Эта идеология (в России по отношению к Франции наследственная) исходила из принципиальной добродетельности человеческой природы, помехами которой только и являются неудачные социальные устройства. Эти мыслители, не имеющие никакой практической основы и никакого государственного опыта, легко выносили категорические суждения о государстве, о природе права и общественной жизни — суждения отвлеченные, произвольные, но с большим темпераментом. Не имея ни малейшего представления об опасности общественных сотрясений, они с легкостью отметали традиции и обычаи как помешные подробности. И эти суждения, подхваченные образованным классом, дальше расширялись, спускались в нижние слои (особенно действенно во Франции) и грозно готовили революцию. В России — в виде оформленных революционных партий и террора.

Хотя обе перенятые Россией идеологии — и либеральный демократизм и социализм — на Западе уже с тех пор сильно поизносились, в России (и потом по всем материкам во всем XX веке) они еще сработали со всею свежей силой.

В составе этих убеждений особенно настойчивой была струя антиклерикальная, затем и антихристианская, очень яростная во французских просвещенных кругах, а в России — в их большевицкой оконечности. В обеих странах самым неверующим классом было дворянство, от него и расплывалось распространение неверия, уже как мода, к которой стыдно становилось не присоединиться. Эта коренная антирелигиозность идеологии (коренная, потому что вместо религии она предлагала саму себя) сказалась на особо разрушительном и жестоком характере обеих революций: вместе с государственным строем сотрясались и религиозные и нравственные законы, ничто не оставалось опорой.

По взрывчатости идей, по широте взятых задач — обе революции с самого начала являются феноменом международным: “освободить человечество”, преобразовать не только свою страну, но весь мир.

Идеология сильно владела обеими революциями, особенно в периоды якобинский и раннебольшевицкий.

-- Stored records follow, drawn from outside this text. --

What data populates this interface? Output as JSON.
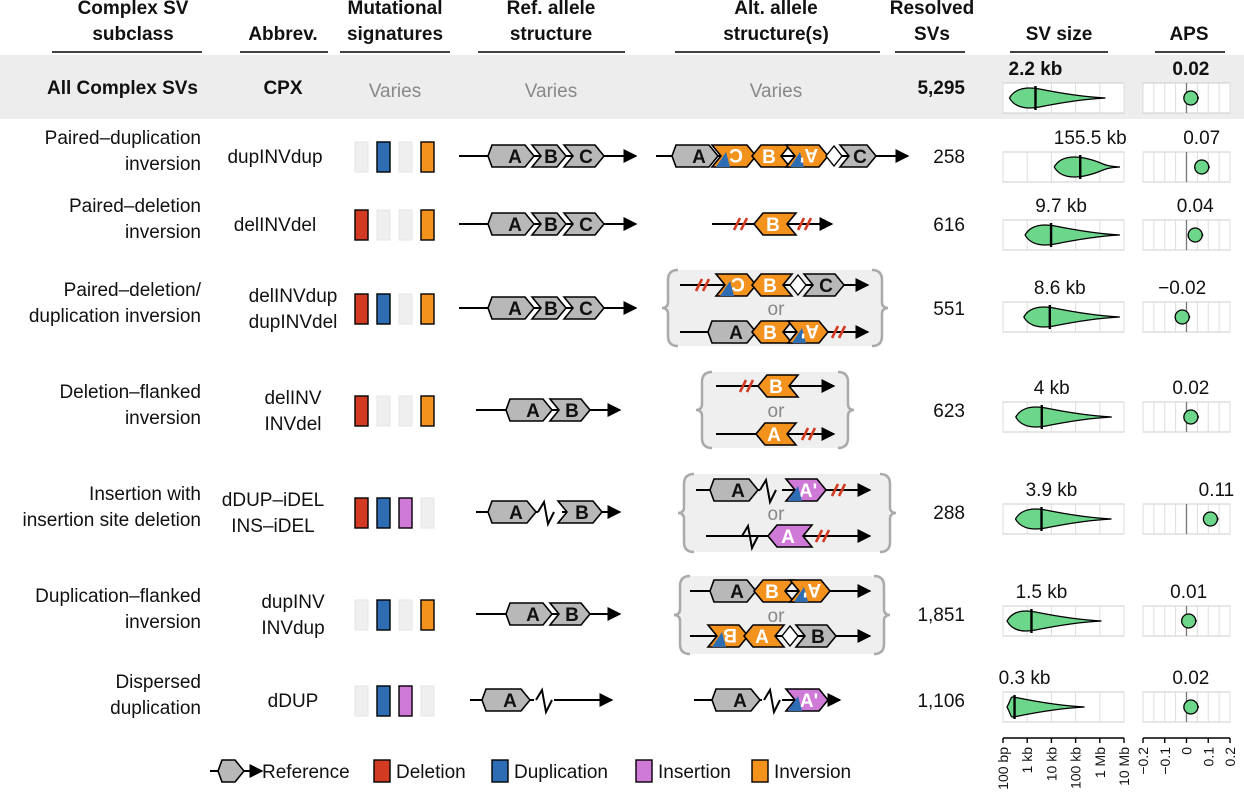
{
  "headers": [
    {
      "lines": [
        "Complex SV",
        "subclass"
      ]
    },
    {
      "lines": [
        "Abbrev."
      ]
    },
    {
      "lines": [
        "Mutational",
        "signatures"
      ]
    },
    {
      "lines": [
        "Ref. allele",
        "structure"
      ]
    },
    {
      "lines": [
        "Alt. allele",
        "structure(s)"
      ]
    },
    {
      "lines": [
        "Resolved",
        "SVs"
      ]
    },
    {
      "lines": [
        "SV size"
      ]
    },
    {
      "lines": [
        "APS"
      ]
    }
  ],
  "all_row": {
    "subclass": "All Complex SVs",
    "abbrev": "CPX",
    "signatures": "Varies",
    "ref": "Varies",
    "alt": "Varies",
    "resolved": "5,295",
    "size_label": "2.2 kb",
    "aps_label": "0.02",
    "size_median": 2200,
    "aps_value": 0.02
  },
  "rows": [
    {
      "subclass": [
        "Paired–duplication",
        "inversion"
      ],
      "abbrev": [
        "dupINVdup"
      ],
      "signatures": [
        false,
        true,
        false,
        true
      ],
      "resolved": "258",
      "size_label": "155.5 kb",
      "size_median": 155500,
      "aps_label": "0.07",
      "aps_value": 0.07
    },
    {
      "subclass": [
        "Paired–deletion",
        "inversion"
      ],
      "abbrev": [
        "delINVdel"
      ],
      "signatures": [
        true,
        false,
        false,
        true
      ],
      "resolved": "616",
      "size_label": "9.7 kb",
      "size_median": 9700,
      "aps_label": "0.04",
      "aps_value": 0.04
    },
    {
      "subclass": [
        "Paired–deletion/",
        "duplication inversion"
      ],
      "abbrev": [
        "delINVdup",
        "dupINVdel"
      ],
      "signatures": [
        true,
        true,
        false,
        true
      ],
      "resolved": "551",
      "size_label": "8.6 kb",
      "size_median": 8600,
      "aps_label": "−0.02",
      "aps_value": -0.02
    },
    {
      "subclass": [
        "Deletion–flanked",
        "inversion"
      ],
      "abbrev": [
        "delINV",
        "INVdel"
      ],
      "signatures": [
        true,
        false,
        false,
        true
      ],
      "resolved": "623",
      "size_label": "4 kb",
      "size_median": 4000,
      "aps_label": "0.02",
      "aps_value": 0.02
    },
    {
      "subclass": [
        "Insertion with",
        "insertion site deletion"
      ],
      "abbrev": [
        "dDUP–iDEL",
        "INS–iDEL"
      ],
      "signatures": [
        true,
        true,
        true,
        false
      ],
      "resolved": "288",
      "size_label": "3.9 kb",
      "size_median": 3900,
      "aps_label": "0.11",
      "aps_value": 0.11
    },
    {
      "subclass": [
        "Duplication–flanked",
        "inversion"
      ],
      "abbrev": [
        "dupINV",
        "INVdup"
      ],
      "signatures": [
        false,
        true,
        false,
        true
      ],
      "resolved": "1,851",
      "size_label": "1.5 kb",
      "size_median": 1500,
      "aps_label": "0.01",
      "aps_value": 0.01
    },
    {
      "subclass": [
        "Dispersed",
        "duplication"
      ],
      "abbrev": [
        "dDUP"
      ],
      "signatures": [
        false,
        true,
        true,
        false
      ],
      "resolved": "1,106",
      "size_label": "0.3 kb",
      "size_median": 300,
      "aps_label": "0.02",
      "aps_value": 0.02
    }
  ],
  "alt_or": "or",
  "segment_labels": {
    "a": "A",
    "b": "B",
    "c": "C",
    "a_prime": "A'"
  },
  "legend": [
    {
      "label": "Reference",
      "color": "#b8b8b8"
    },
    {
      "label": "Deletion",
      "color": "#d23b22"
    },
    {
      "label": "Duplication",
      "color": "#2e6db3"
    },
    {
      "label": "Insertion",
      "color": "#d07ad8"
    },
    {
      "label": "Inversion",
      "color": "#f4921e"
    }
  ],
  "size_axis": {
    "ticks": [
      "100 bp",
      "1 kb",
      "10 kb",
      "100 kb",
      "1 Mb",
      "10 Mb"
    ]
  },
  "aps_axis": {
    "ticks": [
      "−0.2",
      "−0.1",
      "0",
      "0.1",
      "0.2"
    ]
  },
  "colors": {
    "del": "#d23b22",
    "dup": "#2e6db3",
    "ins": "#d07ad8",
    "inv": "#f4921e",
    "ref": "#b8b8b8",
    "violin": "#6cd68a",
    "aps_dot": "#6cd68a"
  }
}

Точное копирование провинциальными якобинскими клубами исходного парижского нельзя считать просто подчинением, тут захват идеей. В СССР энтузиастическая вера молодежи была опорой режима в 20-е и 30-е годы, после чего иссякла. (И это — слабейшее место сегодняшнего СССР.) В российской революции эта наследованная якобинская идеология приобрела формулировки интернационального социализма, которые со стадии октябрьского переворота расширились в задачу установить коммунистическую власть во всем мире.

4

Общественное ощущение (во Франции — и шире, как общенародное чувство), что страна сползает в пропасть, в России стало развиваться в последние месяцы до революции, с осени на зиму 1916, во Франции — уже после первых шагов революции, в летне-осенние месяцы 1789. Это соответствует и разному темпу революционного начала, перехода страны из кристаллического состояния в расплавленное: очень бурному у нас и замедленному (на нашу мерку) во Франции. Соответственно тому и речь Милюкова в Государственной Думе (1 ноября 1916) нашла себе место за 4 месяца до революции (но уже как венец умеренно-конституционного развития, из-за первого приступа 1905 года конституция с революцией у нас переставлена), аналогичная же ей — речь Мирабо в Учредительном Собрании (5 октября 1789) — через 5 месяцев после начала ее. (Кстати, оба чувства сопровождаются устойчивой общественной ненавистью к королеве — значительно сильнее, чем к королю.)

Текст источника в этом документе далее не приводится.